Ontem à noite Sussuquinha começou sua habitual sessão de "gargalhadas de sono" (gargalhadas que geralmente prenunciam um chororô). Logo depois destes cliques ela estaria enxugando as lágrimas da manha e, em seguida, lindamente adormecida neste frio de rachar que está fazendo por aqui...
Pérola do dia: Sussuquinha gosta de pegar no sono enrolando o cabelo da mamãe nas suas mãozinhas. Hoje ela resolveu pegar a franja da mamãe e soltou essa:
- Pequenininho cabelo!

sábado, 20 de agosto de 2011

"Né"/ Evolução na Frase/ Pérola


Sussuquinha agora está com mania de falar "né?"
Papai: - Agora nós vamos pra casa, né, Su?
Su: - Né, papai!

Su (falando com sua boneca): - Oi, neném, tidi bom? Vamo passiá... né, neném?

...................................................

E até ontem, pelo que a memória permite lembrar, ela falava igual ao mestre Yoda, personagem de Star Wars: com o verbo por último.
Se ela ia tomar vacina, depois da injeção, falava para todo mundo sobre a enfermeira:
- Dodói titia fez...
Ou se queria uma maçã:
- Maçã qué...
Agora a estrutura das frases ficou mais perto do usual, e com mais requintes:
Hoje mamãe estava dando uma fatia de queijo para ela. Com a faca, ao invés de quadradinhos de queijo, mamãe fez um recorte de uma estrela na fatia e deu para ela. Ela viu, pegou a estrelinha de queijo na mão, ficou encantada, chamou o papai para mostrar e falou:
- Mamãe deu itêla de quêzo!

Ao invés de "Mamãe itêla quêzo deu"
..........................

Agora começou a fazer vozes afetadas, imitando personagens ou seja-lá-o-que-for, sabe fazer uma voz hiperultramega aguda e usa quando lhe convém...

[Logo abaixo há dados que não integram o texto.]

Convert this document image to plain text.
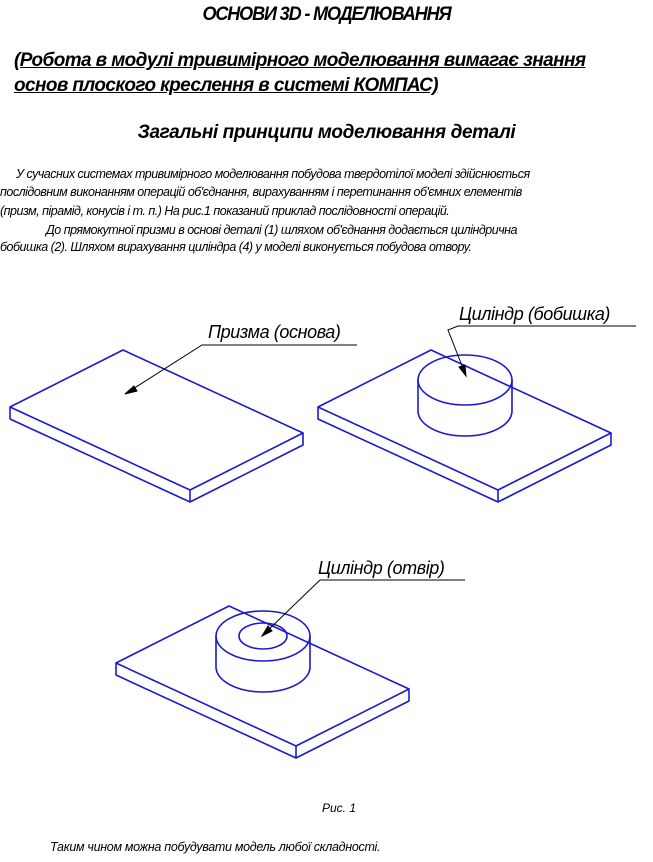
ОСНОВИ 3D - МОДЕЛЮВАННЯ
(Робота в модулі тривимірного моделювання вимагає знання
основ плоского креслення в системі КОМПАС)
Загальні принципи моделювання деталі
У сучасних системах тривимірного моделювання побудова твердотілої моделі здійснюється
послідовним виконанням операцій об'єднання, вирахуванням і перетинання об'ємних елементів
(призм, пірамід, конусів і т. п.) На рис.1 показаний приклад послідовності операцій.
До прямокутної призми в основі деталі (1) шляхом об'єднання додається циліндрична
бобишка (2). Шляхом вирахування циліндра (4) у моделі виконується побудова отвору.
Призма (основа)
Циліндр (бобишка)
Циліндр (отвір)
Рис. 1
Таким чином можна побудувати модель любої складності.
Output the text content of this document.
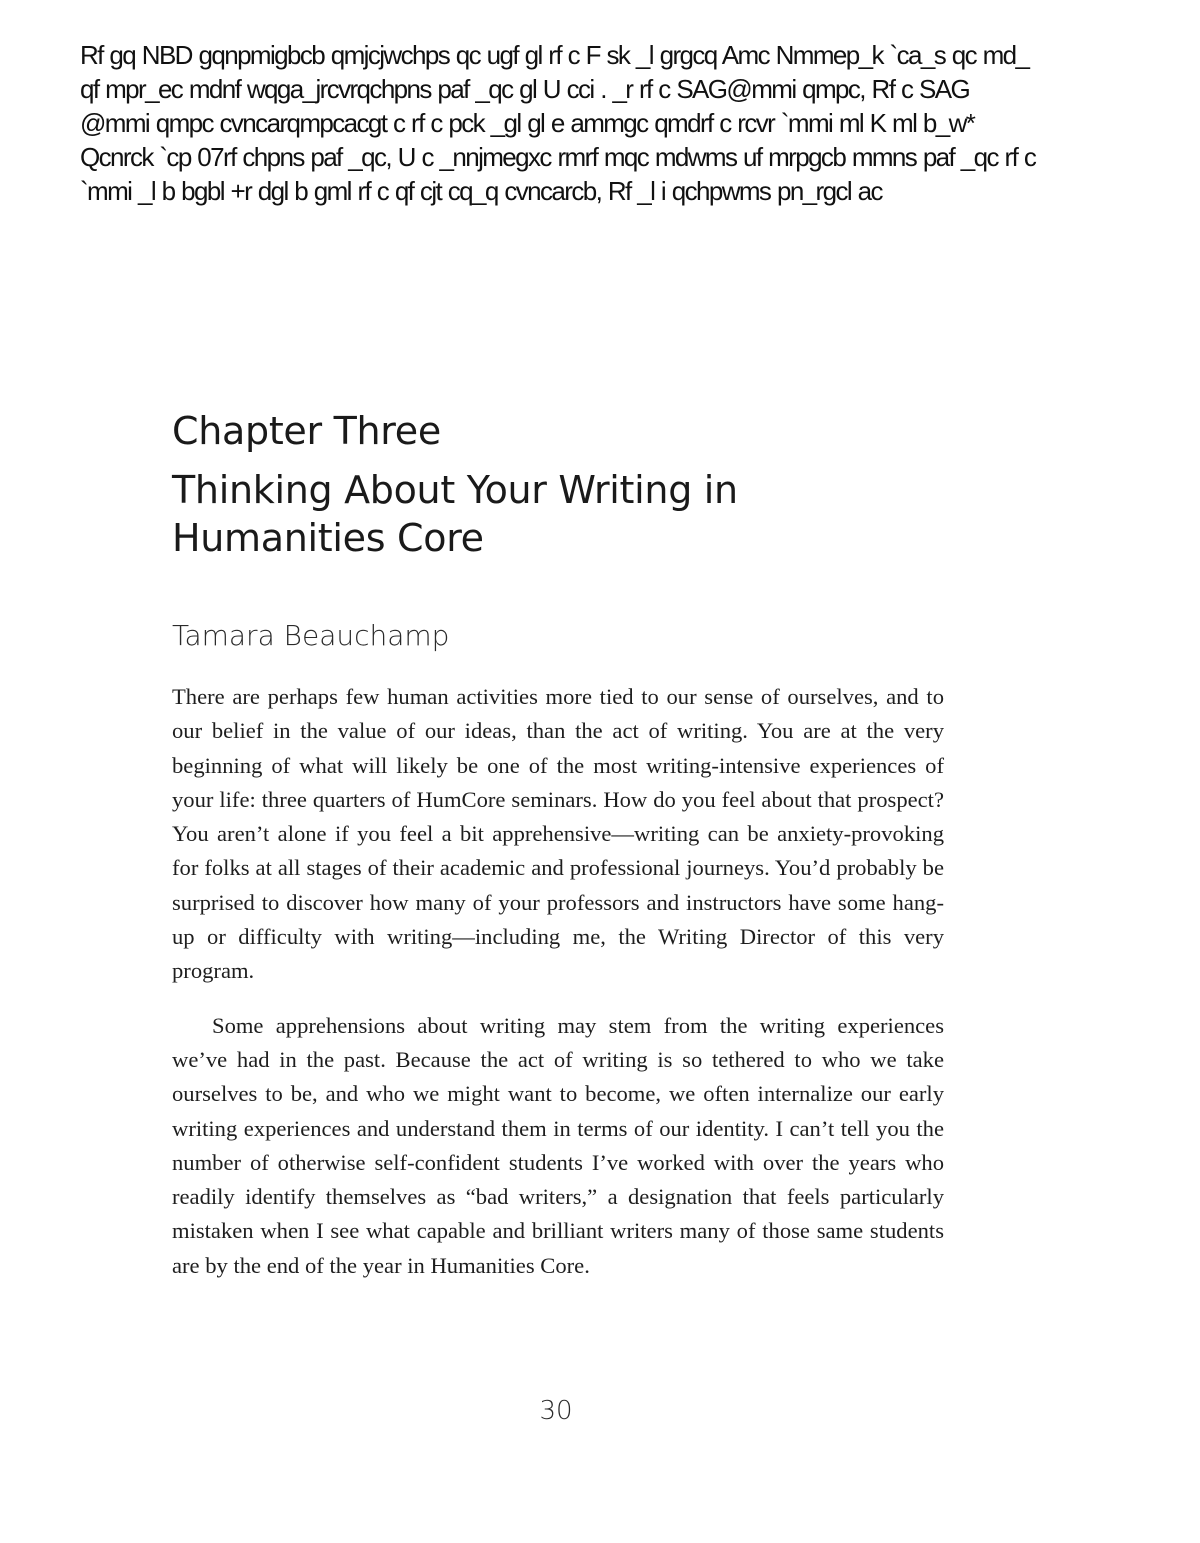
Rf gq NBD gqnpmigbcb qmjcjwchps qc ugf gl rf c F sk _l grgcq Amc Nmmep_k `ca_s qc md_
qf mpr_ec mdnf wqga_jrcvrqchpns paf _qc gl U cci . _r rf c SAG@mmi qmpc, Rf c SAG
@mmi qmpc cvncarqmpcacgt c rf c pck _gl gl e ammgc qmdrf c rcvr `mmi ml K ml b_w*
Qcnrck `cp 07rf chpns paf _qc, U c _nnjmegxc rmrf mqc mdwms uf mrpgcb mmns paf _qc rf c
`mmi _l b bgbl +r dgl b gml rf c qf cjt cq_q cvncarcb, Rf _l i qchpwms pn_rgcl ac
Chapter Three
Thinking About Your Writing in Humanities Core
Tamara Beauchamp

There are perhaps few human activities more tied to our sense of ourselves, and to our belief in the value of our ideas, than the act of writing. You are at the very beginning of what will likely be one of the most writing-intensive experiences of your life: three quarters of HumCore seminars. How do you feel about that prospect? You aren’t alone if you feel a bit apprehensive—writing can be anxiety-provoking for folks at all stages of their academic and professional journeys. You’d probably be surprised to discover how many of your professors and instructors have some hang-up or difficulty with writing—including me, the Writing Director of this very program.

Some apprehensions about writing may stem from the writing experiences we’ve had in the past. Because the act of writing is so tethered to who we take ourselves to be, and who we might want to become, we often internalize our early writing experiences and understand them in terms of our identity. I can’t tell you the number of otherwise self-confident students I’ve worked with over the years who readily identify themselves as “bad writers,” a designation that feels particularly mistaken when I see what capable and brilliant writers many of those same students are by the end of the year in Humanities Core.

30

..........................

Sussuquinha tem pensamentos lógicos engraçados: se a barriga dela dói e faz barulho, é hora de se agachar, parar tudo e se concentrar para fazer o número 2.
Ontem mamãe estava trocando a roupa de Sussuquinha. E mamãe estava com muita fome. Então Sussuquinha escutou um "bolón bolónioionom" vindo da barriga da mamãe e chegou à brilhante conclusão:
- Mamãe cocô!
Mamãe explicou que não, o barulho era porque mamãe estava com fome, estava na hora da mamãe comer e... (lá veio um "bolón bolónioioim" de novo)
- Mamãe cocô!!!
Ok... Certas explicações ficam guardadas para mais tarde...:)

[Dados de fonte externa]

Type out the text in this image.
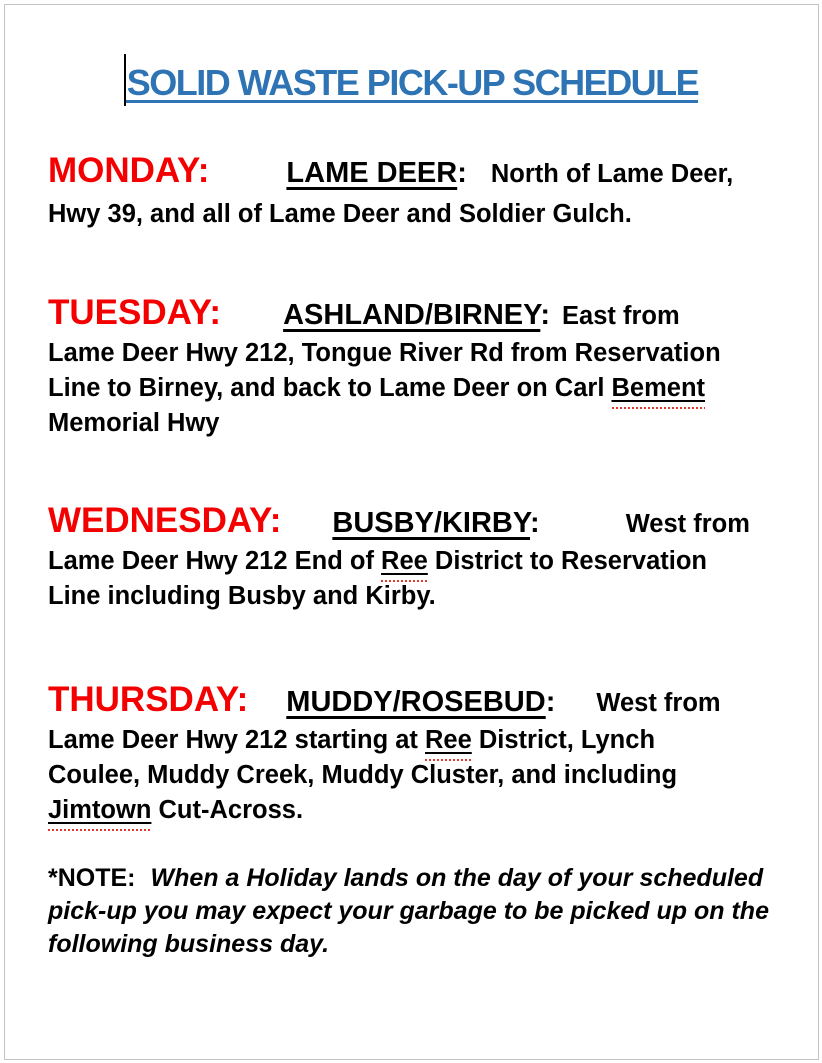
SOLID WASTE PICK-UP SCHEDULE
MONDAY:	LAME DEER: North of Lame Deer,
Hwy 39, and all of Lame Deer and Soldier Gulch.
TUESDAY: ASHLAND/BIRNEY: East from
Lame Deer Hwy 212, Tongue River Rd from Reservation
Line to Birney, and back to Lame Deer on Carl Bement
Memorial Hwy
WEDNESDAY: BUSBY/KIRBY:	West from
Lame Deer Hwy 212 End of Ree District to Reservation
Line including Busby and Kirby.
THURSDAY: MUDDY/ROSEBUD: West from
Lame Deer Hwy 212 starting at Ree District, Lynch
Coulee, Muddy Creek, Muddy Cluster, and including
Jimtown Cut-Across.
*NOTE: When a Holiday lands on the day of your scheduled
pick-up you may expect your garbage to be picked up on the
following business day.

terça-feira, 16 de agosto de 2011

Palavras Fofinhas do Dia


- Totôdzo (gostoso)
- Fefía (Sofia, a boneca que mora na casa da vovó e que está passando uma temporada com a gente)

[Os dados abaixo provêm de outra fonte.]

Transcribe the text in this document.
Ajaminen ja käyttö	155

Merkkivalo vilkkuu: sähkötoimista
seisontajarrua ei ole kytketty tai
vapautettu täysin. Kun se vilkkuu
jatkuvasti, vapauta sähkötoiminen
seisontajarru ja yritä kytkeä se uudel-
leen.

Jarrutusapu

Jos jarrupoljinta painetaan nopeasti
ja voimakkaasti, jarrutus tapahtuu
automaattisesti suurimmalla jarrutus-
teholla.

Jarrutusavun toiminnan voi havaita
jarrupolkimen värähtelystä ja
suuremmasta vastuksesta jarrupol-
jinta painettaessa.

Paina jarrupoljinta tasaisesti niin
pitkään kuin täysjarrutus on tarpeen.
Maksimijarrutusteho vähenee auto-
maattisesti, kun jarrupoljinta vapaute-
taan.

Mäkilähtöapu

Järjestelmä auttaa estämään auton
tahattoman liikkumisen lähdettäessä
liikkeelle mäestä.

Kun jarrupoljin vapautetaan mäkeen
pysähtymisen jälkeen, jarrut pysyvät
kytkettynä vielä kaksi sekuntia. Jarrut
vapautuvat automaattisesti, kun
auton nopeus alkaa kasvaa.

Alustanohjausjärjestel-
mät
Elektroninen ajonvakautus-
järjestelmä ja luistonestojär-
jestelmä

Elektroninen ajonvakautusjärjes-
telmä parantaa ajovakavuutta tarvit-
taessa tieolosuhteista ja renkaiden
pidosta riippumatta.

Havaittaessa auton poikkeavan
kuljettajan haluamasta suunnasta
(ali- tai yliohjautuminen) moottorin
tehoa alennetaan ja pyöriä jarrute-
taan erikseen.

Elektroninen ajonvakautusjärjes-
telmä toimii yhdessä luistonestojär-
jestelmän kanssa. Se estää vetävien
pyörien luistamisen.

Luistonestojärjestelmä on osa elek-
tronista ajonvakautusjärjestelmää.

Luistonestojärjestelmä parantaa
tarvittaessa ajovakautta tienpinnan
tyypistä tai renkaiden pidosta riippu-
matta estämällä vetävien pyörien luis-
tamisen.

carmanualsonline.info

segunda-feira, 15 de agosto de 2011

Choro do Quico/ Palavra Fofinha


Sussuquinha agora deu pra chorar o "choro do Quico" (o personagem do Chaves):

- Arúúúúúúúú! Grúúúúúúúúúúú!

E também deu pra chorar gritando... e pedir as coisas gemendo... e reclamar muito quando quer dormir e a gente acorda. E quando quer ficar acordada e a gente diz que é hora de dormir.
Em contrapartida, agradece as coisas que colocamos em sua mão, beija fazendo som: "hmmmmmá", ri empolgada e sai em disparada quando alguém toca a campainha e está ficando mais do que cinco minutos com enfeites no cabelo... :)
Hoje foi a vez dela dormir agarrada com a Sofia, boneca que ela pegou da casa da vovó.

Palavra fofinha da vez:

-Pabanas (pajamas)

domingo, 14 de agosto de 2011

Evoluções da Semana



Sussuquinha tem falado poucas palavras fofinhas porque a maioria ela já diz corretamente. Mesmo assim:

- Xetuto! (que susto!)
- palasso (palhaço)

Sussuquinha está viciada em um jogo que ganhou no seu aniversário, de encaixar e aprender números e cores. Praticamente todo dia ela pede para abrir o armário e aponta para o jogo, querendo brincar com ele.
A lembrancinha do seu aniversário foi um lápis com um enfeite na ponta. O enfeite vinha embalado em plástico transparente amarrado com uma fitinha e um cartão que agradecia a presença. Só o "corpo" do lápis ficava de fora do plástico. Hoje ela quis desenhar com o tal lápis e toda hora colocava o enfeite, com plástico, fita e cartão na boca. Aparentemente sem motivo. Até que depois de umas bocadas, ela se vira e fala:

- Ábi, mãe... pilulito!

Pior que, reparando bem, o lápis parece mesmo um pirulito... rs

Hoje foi também a campanha de vacinação e ela levou a "neném" junto com ela (uma bonequinha). Depois das gotinhas, carimbaram um Zé Gotinha em sua mão e também na mão da boneca... rs
Aliás, faz uma semana que ela está com mania de ir para a cama agarrada a alguma boneca. Primeiro foi com a Tasha de pelúcia que ela tem, depois com a "neném".
E hoje ela fez um passo-a-passo, demonstrando como trocar a fralda da "neném". Imperdível.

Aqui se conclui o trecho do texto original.